For Roy Hill, automation has the power to blur the lines between KPI’s and responsibilities from one area of the business to another.
The company began their autonomous drilling journey in April 2017 and currently has a fleet of nine retrofitted drills.
The Roy Hill manager admitted that new technology can end up causing problems due to the company spending more on the innovation rather than fixing the process, highlighting and developing the workforce and developing the communication between teams.
“System thinking (like Roy Hill’s) has enabled us to understand the relationships between all our maintenance teams.
“There were at least seven different teams involved in delivering support and maintenance to our drills.
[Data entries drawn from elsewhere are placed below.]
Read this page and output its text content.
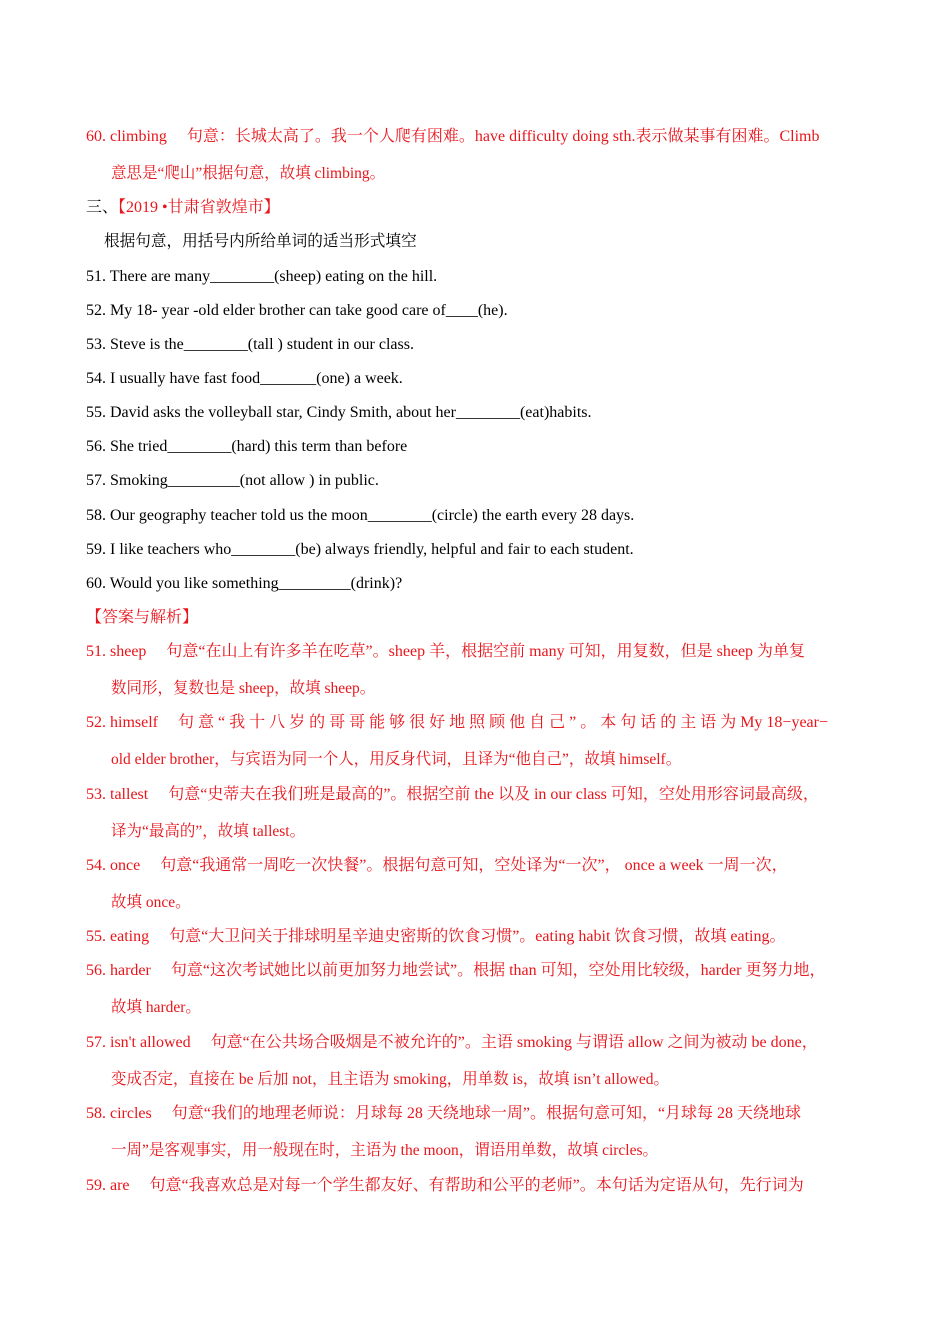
60. climbing　 句意：长城太高了。我一个人爬有困难。have difficulty doing sth.表示做某事有困难。Climb
意思是“爬山”根据句意，故填 climbing。
三、【2019 •甘肃省敦煌市】
根据句意，用括号内所给单词的适当形式填空
51. There are many________(sheep) eating on the hill.
52. My 18- year -old elder brother can take good care of____(he).
53. Steve is the________(tall ) student in our class.
54. I usually have fast food_______(one) a week.
55. David asks the volleyball star, Cindy Smith, about her________(eat)habits.
56. She tried________(hard) this term than before
57. Smoking_________(not allow ) in public.
58. Our geography teacher told us the moon________(circle) the earth every 28 days.
59. I like teachers who________(be) always friendly, helpful and fair to each student.
60. Would you like something_________(drink)?
【答案与解析】
51. sheep　 句意“在山上有许多羊在吃草”。sheep 羊，根据空前 many 可知，用复数，但是 sheep 为单复
数同形，复数也是 sheep，故填 sheep。
52. himself　 句 意 “ 我 十 八 岁 的 哥 哥 能 够 很 好 地 照 顾 他 自 己 ” 。 本 句 话 的 主 语 为 My 18−year−
old elder brother，与宾语为同一个人，用反身代词，且译为“他自己”，故填 himself。
53. tallest　 句意“史蒂夫在我们班是最高的”。根据空前 the 以及 in our class 可知，空处用形容词最高级，
译为“最高的”，故填 tallest。
54. once　 句意“我通常一周吃一次快餐”。根据句意可知，空处译为“一次”， once a week 一周一次，
故填 once。
55. eating　 句意“大卫问关于排球明星辛迪史密斯的饮食习惯”。eating habit 饮食习惯，故填 eating。
56. harder　 句意“这次考试她比以前更加努力地尝试”。根据 than 可知，空处用比较级，harder 更努力地，
故填 harder。
57. isn't allowed　 句意“在公共场合吸烟是不被允许的”。主语 smoking 与谓语 allow 之间为被动 be done，
变成否定，直接在 be 后加 not，且主语为 smoking，用单数 is，故填 isn’t allowed。
58. circles　 句意“我们的地理老师说：月球每 28 天绕地球一周”。根据句意可知，“月球每 28 天绕地球
一周”是客观事实，用一般现在时，主语为 the moon，谓语用单数，故填 circles。
59. are　 句意“我喜欢总是对每一个学生都友好、有帮助和公平的老师”。本句话为定语从句，先行词为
Understanding those relationships helped us to build a sense of collaboration and had a direct impact on the availability of the equipment.
“We also had to adapt quickly and doing that involved using visualisation techniques, which allowed our supervisors to see, understand and then report to their crew,” said Eriksen.
The technology has also helped Roy Hill’s planners to adopt revised schedules courtesy of the more productive, more precise and faster drills, which encouraged.
“Our drilling and blasting precision are higher. In fact, we’ve effectively realised a 14 per cent increase with a small reduction in headcount in drilling but no redundancies,” said Eriksen.
Roy Hill’s change to a system thinking approach has given the company significant gains, however, to get there Eriksen points out that its implementation required the majority of effort to be spent on change management.
“We devoted 70 per cent to change management and 30 per cent to the change in technology,” said Eriksen.
This involved communicating with those on the ground and encouraging people to have an open mind and be flexible to change.
These thoughts are echoed by Rob Derries, Manager of RCT Global’s Custom Division – company who was also on-site at IMARC displaying their cutting-edge smart technology mine solutions.
“Change management is often the most challenging part of a smart mine project, regardless of the size or scope of what’s being implemented.
“Many companies struggle with getting buy-in from key stakeholders and encouraging adoption when end users have been doing things a particular way for years and are resistant to change,” said Derries.
In order to combat this, Derries suggests that flexibility and training should be emphasised when considering any automation solution.
“There’s no one size fits all approach to smart mining. Every mining company – even every mine site – has its own unique culture and in our experience being able to work in partnership with your workforce rather than against them helps to cut change management time dramatically.